Since the rule’s proposal in June 2014, Clean Power Plan compliance discussions have been weighing the potential benefits of regional versus single-state approaches, and balancing possible lower program costs and administrative burdens against state concerns over compromising sovereignty. More recently, discussions have focused on “hybrid” state/regional approaches, in which states largely retain their autonomy, but engage to a limited degree with other states – a method the Western Interstate Energy Board calls a modular approach (November 2014) and Duke University refers to as the common elements approach (March 2015).

The genius of the U.S. Environmental Protection Agency’s (EPA) Clean Power Plan proposal is that it is designed to build on clean energy policies that states across the country have adopted and refined, including policies to develop renewable energy, such as state renewable portfolio standards (RPS). Most states use regional tracking systems to facilitate the issuance, tracking, and retirement of renewable energy credits (RECs) for RPS compliance. One natural stepping stone to consider in this context is the potential for existing regional renewable energy markets to serve as a modular connection states might use in developing their compliance plans.

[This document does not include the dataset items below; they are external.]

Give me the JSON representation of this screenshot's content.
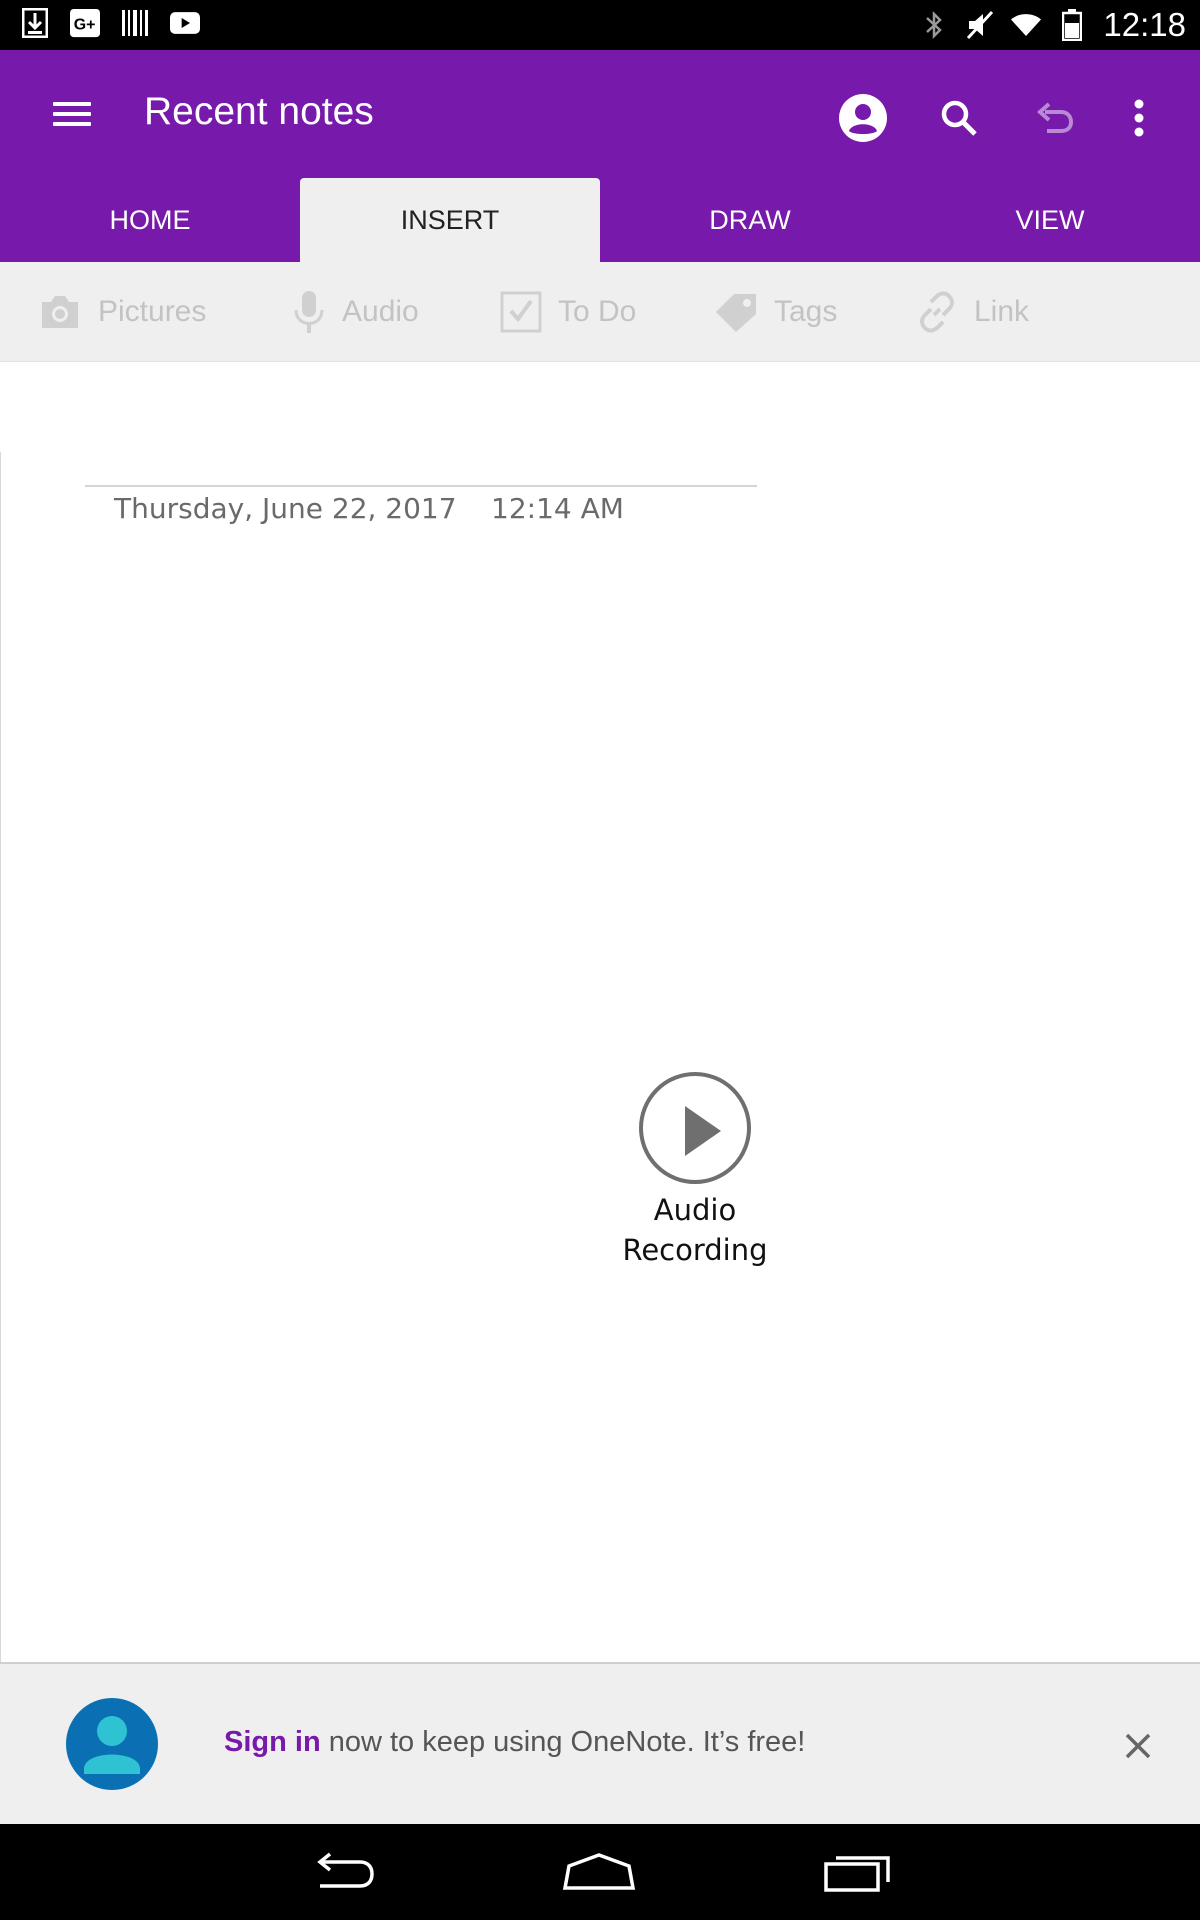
{
  "status_bar": {
    "time": "12:18",
    "left_icons": [
      "download-icon",
      "google-plus-icon",
      "barcode-icon",
      "youtube-icon"
    ],
    "right_icons": [
      "bluetooth-icon",
      "mute-icon",
      "wifi-icon",
      "battery-icon"
    ]
  },
  "app_bar": {
    "title": "Recent notes",
    "accent_color": "#7719aa",
    "actions": [
      "account-icon",
      "search-icon",
      "undo-icon",
      "more-vert-icon"
    ]
  },
  "tabs": [
    {
      "label": "HOME",
      "active": false
    },
    {
      "label": "INSERT",
      "active": true
    },
    {
      "label": "DRAW",
      "active": false
    },
    {
      "label": "VIEW",
      "active": false
    }
  ],
  "ribbon": {
    "items": [
      {
        "label": "Pictures",
        "icon": "camera-icon"
      },
      {
        "label": "Audio",
        "icon": "microphone-icon"
      },
      {
        "label": "To Do",
        "icon": "checkbox-icon"
      },
      {
        "label": "Tags",
        "icon": "tag-icon"
      },
      {
        "label": "Link",
        "icon": "link-icon"
      }
    ]
  },
  "page": {
    "date": "Thursday, June 22, 2017",
    "time": "12:14 AM",
    "attachment": {
      "icon": "play-icon",
      "label_line1": "Audio",
      "label_line2": "Recording"
    }
  },
  "banner": {
    "link": "Sign in",
    "message": " now to keep using OneNote. It’s free!",
    "icon": "user-avatar-icon"
  },
  "nav_bar": {
    "buttons": [
      "back-icon",
      "home-icon",
      "recents-icon"
    ]
  }
}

Navigating EPA’s Clean Power Plan for Compliance with Renewable Energy demonstrates how these existing renewable energy compliance practices can provide well-established and suitable approaches for state regulators to demonstrate planning and compliance under the Clean Power Plan—regardless of whether states adopt rate-based or mass-based programs. REC tracking systems, developed out of stakeholder processes involving air and energy regulators, regional transmission operators, generation owners, and utilities, also provide proven and robust platforms that states could use with neighboring states to support compliance.

The use of REC tracking systems has spread across the country because they are an effective and efficient way to track the attributes of electricity generation. Individual certificates can reside in only one account at a time, making it easy to verify who has the right to claim their attributes. This ensures market integrity and prevents double counting.

While EPA appears open to the manner in which states develop their Clean Power Plan compliance plans—including how they demonstrate compliance—in the past, EPA has characterized an acceptable emission standard as “quantifiable, non-duplicative, permanent, verifiable, and enforceable…”

States will be able to meet the quantifiable criterion by using and retiring RECs, and in the case of states with rate-based programs, by adjusting emissions rates to reflect the retired RECs. In the case of mass-based programs, the renewable energy effects are not directly quantified, but their effects are reflected when total mass emissions are measured for compliance purposes. In this way, states will be able to demonstrate that renewable energy and its effects can be reliably measured with technically-sound methods, in a manner that is replicable.

Relying on existing renewable policies, where possible, should not be considered duplicative because EPA has indicated that the use of an RPS or other renewable energy policy may be counted toward Clean Power Plan compliance.

The use of RECs, REC tracking systems, and relevant protocols, including those requiring REC retirement, can help states ensure that avoided tons of CO2 are permanent. Mass-based programs perform a similar function with program allowances.

Avoided tons of CO2 can be deemed as verifiable, because REC tracking systems provide a platform for monitoring, recordkeeping, and reporting, which can be independently measured and evaluated. Mass-based programs require a demonstration that the program has met emissions standards, part of which requires generators to retire allowances in an amount that reflects their total emissions.

States can ensure that renewable energy contributions toward Clean Power Plan compliance are enforceable, by quantifying and verifying renewable energy as described above. RPSs and other state renewable energy policies constitute clearly-defined standards that are practically enforceable, and could continue to be part of a state compliance plan. Rather than focusing on specific energy policies, such as those that promote renewable energy, mass-based programs need only enforce emissions limits.

The ability to track renewable generation is critical to demonstrating compliance with the Clean Power Plan and avoiding double counting. RECs and existing tracking systems provide the necessary mechanisms and protocols for demonstrating claims to the attributes of renewable energy. It is also a sound basis upon which multiple states might engage in a limited, cooperative, “modular” compliance effort, built around the production and consumption of renewable energy.